It’s that time of year again and somehow I’ve gotten caught up in the irony of waiting three weeks for the perfect “Fa La La Llama” red knit sweater decorated with multicolored sequins, tulle and all the shimmer I could get away with. As someone who until now has not owned any holiday clothing or accessories, I’m a little surprised by myself. Maybe now that I’m 90% of the way toward finishing my data science master’s degree, I’m more comfortable fully embracing the inner geek-fashion self. Something to ponder as I sip hot cocoa with nutmeg – but I digress. Feature engineering is a process ‘of transforming raw data into features that better represent the underlying problem to the predictive models, resulting in improved accuracy.’ In data science feature engineering helps meet the goal of getting the most out of your data to answer questions and predict outcomes. Today I want to talk about how feature engineering is like the ugly Christmas sweater.
Choosing the best features in data science is essential to success – as is in my opinion choosing the ugly holiday sweater with the best characteristics. In data science, choosing better features is a process that gives better results with the data. Data inputs or features have to be transformed into something the computer can understand to make the prediction. You focus on key inputs to solving the problem rather than all the features.
In the last few years, owning an ugly sweater has become more than a popular trend. Its importance in holiday traditions lay dormant for many years but no longer. Choosing a sweater that reflects your personality is a great way to break the ice at an awkward office party – a successful result in my book. I uncharacteristically waited weeks for the llama sweater because I thought it was the best of all the sweaters. The ‘features’ of a sequin birthday cake on top of the llama was irresistible. Wearing the sweater with sequins and tulle has made attending some less than enjoyable events much more enjoyable and surely I can’t be alone in this?
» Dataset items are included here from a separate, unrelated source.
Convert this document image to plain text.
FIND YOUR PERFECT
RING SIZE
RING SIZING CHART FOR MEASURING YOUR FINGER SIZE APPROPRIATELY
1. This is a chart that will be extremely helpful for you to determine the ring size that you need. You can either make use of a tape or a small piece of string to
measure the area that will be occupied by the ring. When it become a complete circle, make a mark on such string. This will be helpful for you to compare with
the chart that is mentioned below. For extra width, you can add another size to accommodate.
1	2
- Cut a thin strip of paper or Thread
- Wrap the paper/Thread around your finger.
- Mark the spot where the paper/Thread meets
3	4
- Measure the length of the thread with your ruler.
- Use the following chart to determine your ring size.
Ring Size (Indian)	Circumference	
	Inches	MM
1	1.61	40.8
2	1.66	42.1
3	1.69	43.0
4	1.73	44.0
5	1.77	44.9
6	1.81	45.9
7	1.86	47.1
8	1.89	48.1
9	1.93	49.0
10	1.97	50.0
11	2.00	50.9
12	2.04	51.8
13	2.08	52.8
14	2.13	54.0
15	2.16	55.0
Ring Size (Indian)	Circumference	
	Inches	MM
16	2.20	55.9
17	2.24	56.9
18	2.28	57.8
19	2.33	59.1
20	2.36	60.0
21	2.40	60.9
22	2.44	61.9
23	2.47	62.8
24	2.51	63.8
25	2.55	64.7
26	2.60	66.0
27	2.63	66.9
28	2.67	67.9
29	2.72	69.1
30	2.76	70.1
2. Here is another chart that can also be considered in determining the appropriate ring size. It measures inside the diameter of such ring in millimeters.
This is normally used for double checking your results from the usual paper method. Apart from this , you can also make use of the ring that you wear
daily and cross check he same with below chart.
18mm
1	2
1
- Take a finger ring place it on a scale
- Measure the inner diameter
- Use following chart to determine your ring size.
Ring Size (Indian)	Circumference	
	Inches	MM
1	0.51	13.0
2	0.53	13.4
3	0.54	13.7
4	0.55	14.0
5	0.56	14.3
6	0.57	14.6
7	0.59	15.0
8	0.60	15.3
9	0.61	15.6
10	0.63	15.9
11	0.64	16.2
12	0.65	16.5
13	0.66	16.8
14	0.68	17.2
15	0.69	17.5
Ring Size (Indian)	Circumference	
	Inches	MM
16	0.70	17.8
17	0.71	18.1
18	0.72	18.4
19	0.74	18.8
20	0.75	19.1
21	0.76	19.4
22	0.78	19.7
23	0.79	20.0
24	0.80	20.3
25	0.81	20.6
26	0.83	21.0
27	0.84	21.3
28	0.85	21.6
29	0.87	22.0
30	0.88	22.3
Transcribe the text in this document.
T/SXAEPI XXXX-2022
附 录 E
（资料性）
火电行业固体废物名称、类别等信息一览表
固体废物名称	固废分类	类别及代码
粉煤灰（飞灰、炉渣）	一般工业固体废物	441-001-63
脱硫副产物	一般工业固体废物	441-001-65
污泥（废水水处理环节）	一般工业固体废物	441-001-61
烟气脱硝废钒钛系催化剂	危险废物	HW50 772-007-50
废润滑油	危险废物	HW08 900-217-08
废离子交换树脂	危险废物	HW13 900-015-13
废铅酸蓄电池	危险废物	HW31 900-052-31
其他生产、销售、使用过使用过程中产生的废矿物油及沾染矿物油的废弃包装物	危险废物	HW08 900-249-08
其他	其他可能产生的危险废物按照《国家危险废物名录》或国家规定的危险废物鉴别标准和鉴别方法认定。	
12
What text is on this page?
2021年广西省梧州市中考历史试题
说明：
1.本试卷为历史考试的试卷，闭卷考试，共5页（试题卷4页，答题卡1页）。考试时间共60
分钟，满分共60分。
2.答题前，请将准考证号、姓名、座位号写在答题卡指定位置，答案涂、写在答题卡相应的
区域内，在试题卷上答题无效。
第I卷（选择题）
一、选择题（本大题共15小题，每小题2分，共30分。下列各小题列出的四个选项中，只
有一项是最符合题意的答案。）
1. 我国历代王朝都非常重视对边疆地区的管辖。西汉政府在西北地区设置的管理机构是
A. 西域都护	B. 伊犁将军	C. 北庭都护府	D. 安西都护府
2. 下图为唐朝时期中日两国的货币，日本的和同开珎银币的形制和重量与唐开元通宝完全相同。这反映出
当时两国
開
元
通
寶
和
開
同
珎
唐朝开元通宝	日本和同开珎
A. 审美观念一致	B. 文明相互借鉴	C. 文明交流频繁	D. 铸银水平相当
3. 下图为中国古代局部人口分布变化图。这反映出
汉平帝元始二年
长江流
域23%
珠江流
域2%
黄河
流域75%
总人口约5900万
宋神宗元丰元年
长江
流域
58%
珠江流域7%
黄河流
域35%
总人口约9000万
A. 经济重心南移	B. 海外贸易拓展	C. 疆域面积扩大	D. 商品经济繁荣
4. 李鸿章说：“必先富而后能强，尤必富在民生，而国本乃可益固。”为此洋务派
Much like the recently new trend of data science, the ugly sweater continues to have a larger impact than most probably first imagined. It’s now considered a party foul to wear a chic J Crew (or other name brand) ‘regular’ sweater to that family shindig or tree lighting. A fashion statement that was sorely underestimated much like the importance of feature engineering in data science. Now feature engineering and ugly sweater take center stage for hopefully years to come.
I can’t wait to see what you think of my comparison of feature engineering to the ugly holiday sweater. And please add the ‘features’ that made you chose the ugly sweater you did.